[LAU] OT: C or C++?
dlphillips at woh.rr.com
Fri Oct 15 10:23:18 UTC 2010
Josh's original question seems to have morphed into another LAU monster. :)
I'll respond with a different perspective, that of the amateur coder who
has zero background in formal studies of computer science. To misquote
Dr. McCoy from Star Trek, "Damn it, Jim, I'm a musician, not a programmer !"
In the 80s I learned some x86 assembly and C, primarily because I wanted
to know more about the internals of Csound. Later I looked into Lisp and
Tcl/Tk. Recently I've been dabbling in Java, mainly due to an interest
in Processing.
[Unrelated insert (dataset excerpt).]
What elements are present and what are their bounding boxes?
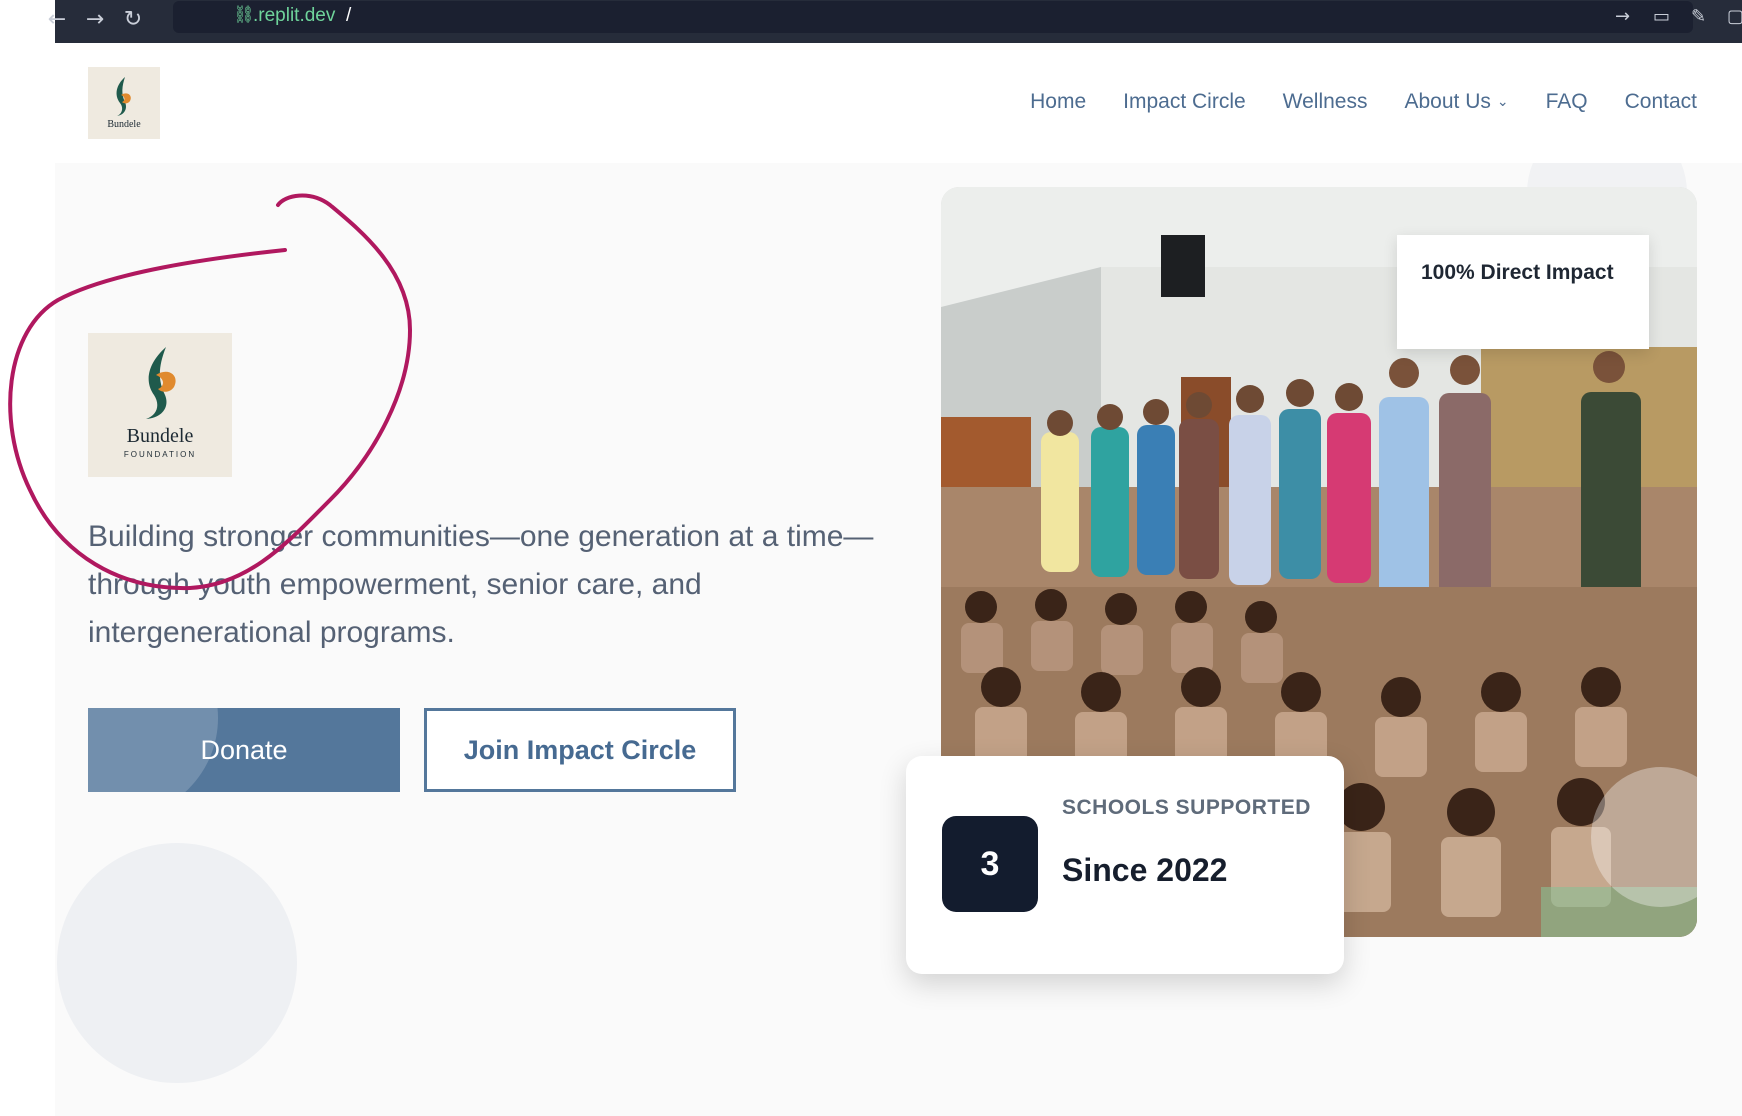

In each case I had a specific goal in mind, one to which
a specific language had been recommended. Since my goals were very
low-level - I didn't need a GUI or realtime capabilities for most of
what I was doing - I didn't need to learn every little detail of any
particular language. When I hit the wall with my laughably tiny skills I
always knew where to turn for help (props to the awesome LADders !).
I assume Josh is looking in the same direction. IIRC he stated he wasn't
interested necessarily in gaining a professional's skill. Neither was I,
but I knew that a little command of something like C or Java might
enable me to write a few helpful apps for my own uses. In fact I did
write a few dozen instrument and score generators for Csound, they were
quite useful for my purposes.
Btw, I've found it most helpful to learn from a text with real-world
examples for musical purposes. I learned more about Lisp through Rick
Taube's Notes From The Metalevel than I ever did with the standard
texts. I'm now working my way through Andrew Brown's book on jMusic,
picking up some very useful advice on using Java. It's not always
possible to find such a text for any given language, but plenty of
relevant (i.e. music-related) code exists for C, C++, Python, and so forth.
Just a couple pfennigs from a perpetual novice.